US 11,995,048 B2
Lifelong schema matching
Handong Zhao, San Jose, CA (US); Yikun Xian, Edison, NJ (US); Sungchul Kim, San Jose, CA (US); Tak Yeon Lee, Cupertino, CA (US); Nikhil Belsare, Foster City, CA (US); Shashi Kant Rai, Santa Clara, CA (US); Vasanthi Holtcamp, Fremont, CA (US); Thomas Jacobs, Cupertino, CA (US); Duy-Trung T Dinh, Cupertino, CA (US); and Caroline Jiwon Kim, San Francisco, CA (US)
Assigned to ADOBE INC., San Jose, CA (US)
Filed by ADOBE INC., San Jose, CA (US)
Filed on Sep. 29, 2020, as Appl. No. 17/036,453.
Prior Publication US 2022/0100714 A1, Mar. 31, 2022
Int. Cl.

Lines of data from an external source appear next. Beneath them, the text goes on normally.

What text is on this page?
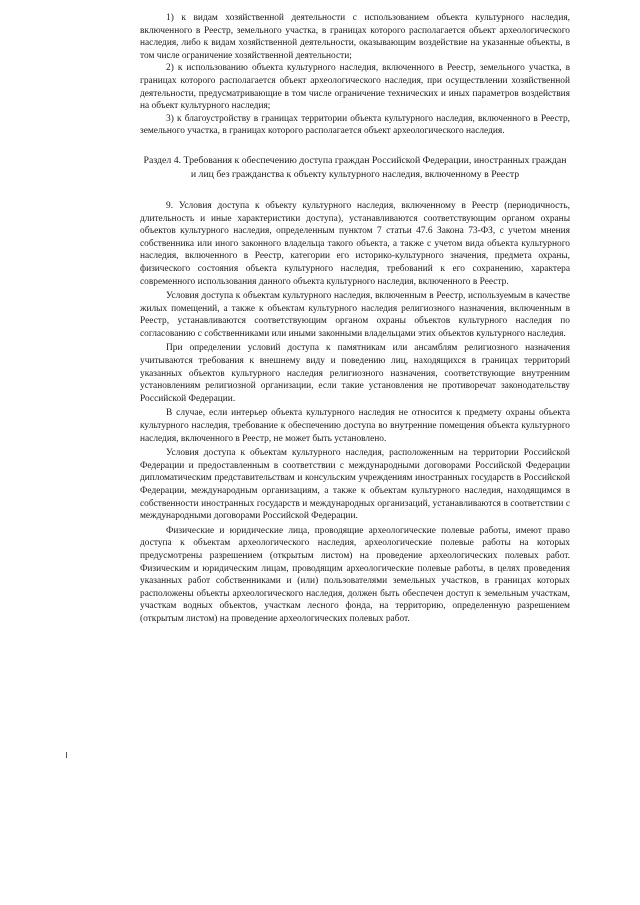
1) к видам хозяйственной деятельности с использованием объекта культурного наследия, включенного в Реестр, земельного участка, в границах которого располагается объект археологического наследия, либо к видам хозяйственной деятельности, оказывающим воздействие на указанные объекты, в том числе ограничение хозяйственной деятельности;

2) к использованию объекта культурного наследия, включенного в Реестр, земельного участка, в границах которого располагается объект археологического наследия, при осуществлении хозяйственной деятельности, предусматривающие в том числе ограничение технических и иных параметров воздействия на объект культурного наследия;

3) к благоустройству в границах территории объекта культурного наследия, включенного в Реестр, земельного участка, в границах которого располагается объект археологического наследия.

Раздел 4. Требования к обеспечению доступа граждан Российской Федерации, иностранных граждан и лиц без гражданства к объекту культурного наследия, включенному в Реестр

9. Условия доступа к объекту культурного наследия, включенному в Реестр (периодичность, длительность и иные характеристики доступа), устанавливаются соответствующим органом охраны объектов культурного наследия, определенным пунктом 7 статьи 47.6 Закона 73-ФЗ, с учетом мнения собственника или иного законного владельца такого объекта, а также с учетом вида объекта культурного наследия, включенного в Реестр, категории его историко-культурного значения, предмета охраны, физического состояния объекта культурного наследия, требований к его сохранению, характера современного использования данного объекта культурного наследия, включенного в Реестр.

Условия доступа к объектам культурного наследия, включенным в Реестр, используемым в качестве жилых помещений, а также к объектам культурного наследия религиозного назначения, включенным в Реестр, устанавливаются соответствующим органом охраны объектов культурного наследия по согласованию с собственниками или иными законными владельцами этих объектов культурного наследия.

При определении условий доступа к памятникам или ансамблям религиозного назначения учитываются требования к внешнему виду и поведению лиц, находящихся в границах территорий указанных объектов культурного наследия религиозного назначения, соответствующие внутренним установлениям религиозной организации, если такие установления не противоречат законодательству Российской Федерации.

В случае, если интерьер объекта культурного наследия не относится к предмету охраны объекта культурного наследия, требование к обеспечению доступа во внутренние помещения объекта культурного наследия, включенного в Реестр, не может быть установлено.

Условия доступа к объектам культурного наследия, расположенным на территории Российской Федерации и предоставленным в соответствии с международными договорами Российской Федерации дипломатическим представительствам и консульским учреждениям иностранных государств в Российской Федерации, международным организациям, а также к объектам культурного наследия, находящимся в собственности иностранных государств и международных организаций, устанавливаются в соответствии с международными договорами Российской Федерации.

Физические и юридические лица, проводящие археологические полевые работы, имеют право доступа к объектам археологического наследия, археологические полевые работы на которых предусмотрены разрешением (открытым листом) на проведение археологических полевых работ. Физическим и юридическим лицам, проводящим археологические полевые работы, в целях проведения указанных работ собственниками и (или) пользователями земельных участков, в границах которых расположены объекты археологического наследия, должен быть обеспечен доступ к земельным участкам, участкам водных объектов, участкам лесного фонда, на территорию, определенную разрешением (открытым листом) на проведение археологических полевых работ.
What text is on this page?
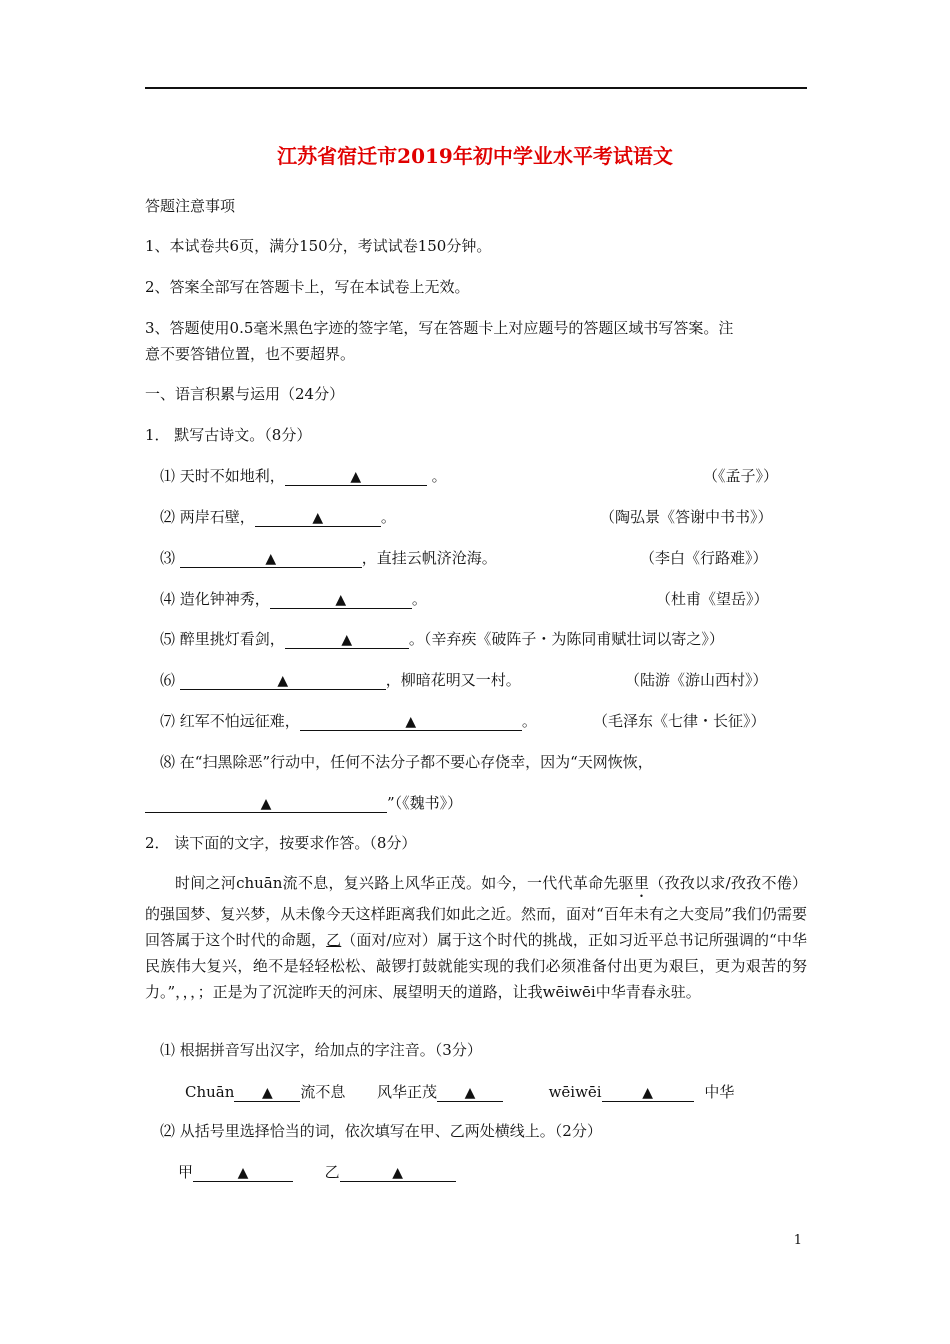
江苏省宿迁市2019年初中学业水平考试语文
答题注意事项
1、本试卷共6页，满分150分，考试试卷150分钟。
2、答案全部写在答题卡上，写在本试卷上无效。
3、答题使用0.5毫米黑色字迹的签字笔，写在答题卡上对应题号的答题区域书写答案。注
意不要答错位置，也不要超界。
一、语言积累与运用（24分）
1． 默写古诗文。（8分）
⑴ 天时不如地利，	▲	。	（《孟子》）
⑵ 两岸石壁，	▲	。	（陶弘景《答谢中书书》）
⑶	▲	，直挂云帆济沧海。	（李白《行路难》）
⑷ 造化钟神秀，	▲	。	（杜甫《望岳》）
⑸ 醉里挑灯看剑，	▲	。（辛弃疾《破阵子・为陈同甫赋壮词以寄之》）
⑹	▲	，柳暗花明又一村。	（陆游《游山西村》）
⑺ 红军不怕远征难，	▲	。	（毛泽东《七律・长征》）
⑻ 在“扫黑除恶”行动中，任何不法分子都不要心存侥幸，因为“天网恢恢，
▲	”（《魏书》）
2． 读下面的文字，按要求作答。（8分）
时间之河chuān流不息，复兴路上风华正茂。如今，一代代革命先驱里（孜孜以求/孜孜不倦）的强国梦、复兴梦，从未像今天这样距离我们如此之近。然而，面对“百年未有之大变局”我们仍需要回答属于这个时代的命题，乙（面对/应对）属于这个时代的挑战，正如习近平总书记所强调的“中华民族伟大复兴，绝不是轻轻松松、敲锣打鼓就能实现的我们必须准备付出更为艰巨，更为艰苦的努力。”，，，；正是为了沉淀昨天的河床、展望明天的道路，让我wēiwēi中华青春永驻。
⑴ 根据拼音写出汉字，给加点的字注音。（3分）
Chuān ▲ 流不息 风华正茂 ▲	wēiwēi	▲	中华
⑵ 从括号里选择恰当的词，依次填写在甲、乙两处横线上。（2分）
甲	▲	乙	▲
1
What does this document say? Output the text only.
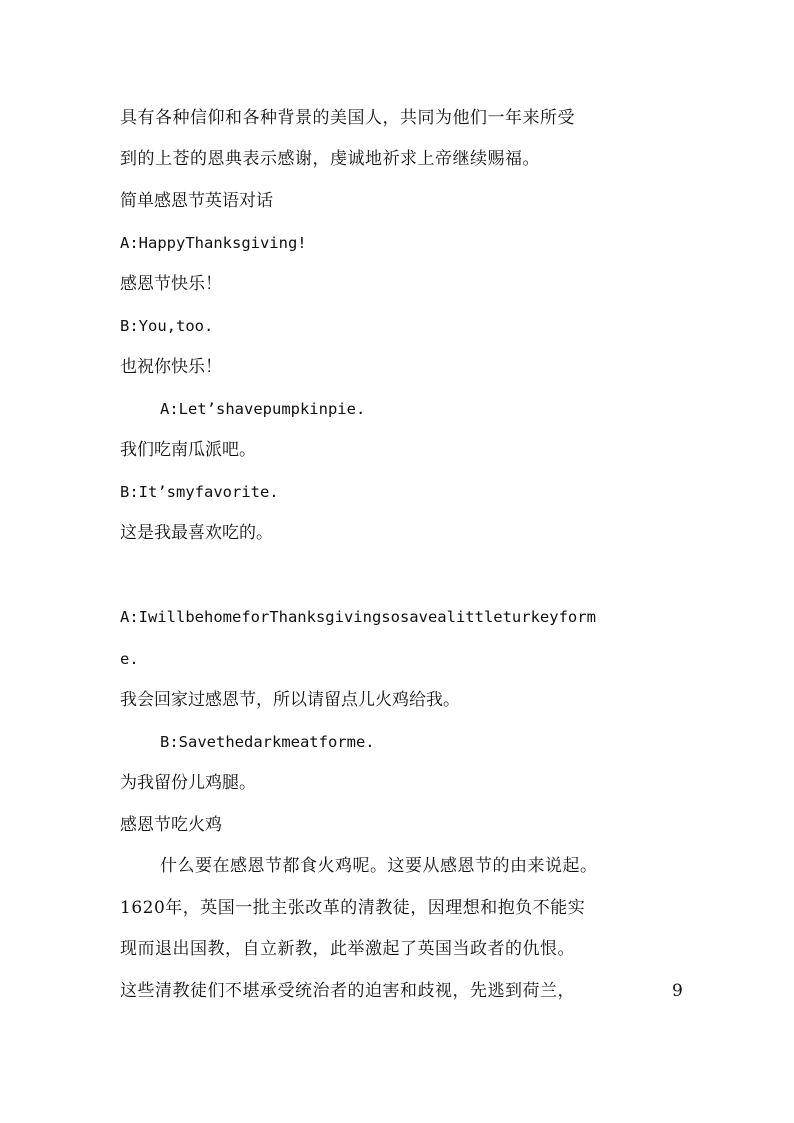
具有各种信仰和各种背景的美国人，共同为他们一年来所受
到的上苍的恩典表示感谢，虔诚地祈求上帝继续赐福。
简单感恩节英语对话
A:HappyThanksgiving!
感恩节快乐！
B:You,too.
也祝你快乐！
A:Let’shavepumpkinpie.
我们吃南瓜派吧。
B:It’smyfavorite.
这是我最喜欢吃的。
A:IwillbehomeforThanksgivingsosavealittleturkeyform
e.
我会回家过感恩节，所以请留点儿火鸡给我。
B:Savethedarkmeatforme.
为我留份儿鸡腿。
感恩节吃火鸡
什么要在感恩节都食火鸡呢。这要从感恩节的由来说起。
1620年，英国一批主张改革的清教徒，因理想和抱负不能实
现而退出国教，自立新教，此举激起了英国当政者的仇恨。
这些清教徒们不堪承受统治者的迫害和歧视，先逃到荷兰，	9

G06F 16/00 (2019.01); G06F 16/21 (2019.01); G06F 18/2115 (2023.01); G06F 18/214 (2023.01); G06F 18/2431 (2023.01); G06N 3/08 (2023.01); G06V 30/262 (2022.01)

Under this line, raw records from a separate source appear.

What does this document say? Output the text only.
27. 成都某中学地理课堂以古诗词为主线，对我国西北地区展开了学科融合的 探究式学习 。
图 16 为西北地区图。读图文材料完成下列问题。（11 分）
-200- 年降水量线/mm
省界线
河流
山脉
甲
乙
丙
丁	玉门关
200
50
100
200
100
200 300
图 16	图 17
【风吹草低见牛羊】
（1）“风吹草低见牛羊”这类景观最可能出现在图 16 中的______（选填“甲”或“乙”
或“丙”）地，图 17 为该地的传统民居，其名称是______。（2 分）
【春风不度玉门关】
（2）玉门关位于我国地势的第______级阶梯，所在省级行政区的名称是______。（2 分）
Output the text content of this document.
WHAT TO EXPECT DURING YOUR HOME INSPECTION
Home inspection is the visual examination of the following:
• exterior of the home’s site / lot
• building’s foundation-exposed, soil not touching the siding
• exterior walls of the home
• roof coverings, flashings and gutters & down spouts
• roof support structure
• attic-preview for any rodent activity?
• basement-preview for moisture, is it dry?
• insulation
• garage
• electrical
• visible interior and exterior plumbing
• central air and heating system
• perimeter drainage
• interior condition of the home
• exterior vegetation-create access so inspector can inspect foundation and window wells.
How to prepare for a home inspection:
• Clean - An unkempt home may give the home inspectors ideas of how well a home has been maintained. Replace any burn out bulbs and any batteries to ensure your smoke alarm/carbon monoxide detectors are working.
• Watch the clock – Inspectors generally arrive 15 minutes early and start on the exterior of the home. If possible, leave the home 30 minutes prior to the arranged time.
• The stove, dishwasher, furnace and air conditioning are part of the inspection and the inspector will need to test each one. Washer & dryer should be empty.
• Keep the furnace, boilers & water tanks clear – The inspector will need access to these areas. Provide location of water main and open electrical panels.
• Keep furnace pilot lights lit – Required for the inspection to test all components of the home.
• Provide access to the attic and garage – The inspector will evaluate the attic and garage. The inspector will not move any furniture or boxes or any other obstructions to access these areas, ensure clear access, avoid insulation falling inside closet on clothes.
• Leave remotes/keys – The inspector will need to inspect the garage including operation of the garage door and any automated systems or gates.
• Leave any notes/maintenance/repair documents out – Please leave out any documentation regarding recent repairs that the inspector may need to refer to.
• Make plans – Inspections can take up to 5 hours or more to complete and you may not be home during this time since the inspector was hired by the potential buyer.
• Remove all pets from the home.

CPC G06F 16/213 (2019.01) [G06F 18/2115 (2023.01); G06F 18/2148 (2023.01); G06F 18/2431 (2023.01); G06N 3/08 (2013.01); G06V 30/274 (2022.01)] 18 Claims
OG exemplary drawing
 
1. A method for lifelong schema matching, comprising:
training a neural network classifier based on initial training data comprising a plurality of initial classes;
receiving an additional training set comprising a plurality of additional examples corresponding to an additional class;
embedding each of the plurality of additional examples from the additional training set in an embedding space;
computing a metric indicating how well each of the plurality of additional examples represents the additional class based on the embedding;
selecting a subset of the plurality of additional examples based on the metric;
determining a number of examples for each of a plurality of exemplar training sets corresponding to the plurality of initial classes;
selecting a subset of the initial training data corresponding to each of the plurality of initial classes;
creating the plurality of exemplar training sets based on the determined number of examples, wherein each of the plurality of exemplar training sets includes the subset of the initial training data corresponding to each of the plurality of initial classes, respectively;
retraining the neural network classifier based on the subset of the plurality of additional examples and the plurality of exemplar training sets;
receiving data comprising a plurality of information categories;
classifying each information category according to a schema comprising a plurality of classes, wherein the classification is performed by the neural network classifier trained using the plurality of exemplar training sets; and
adding the data to a database based on the classification, wherein the database is organized according to the schema.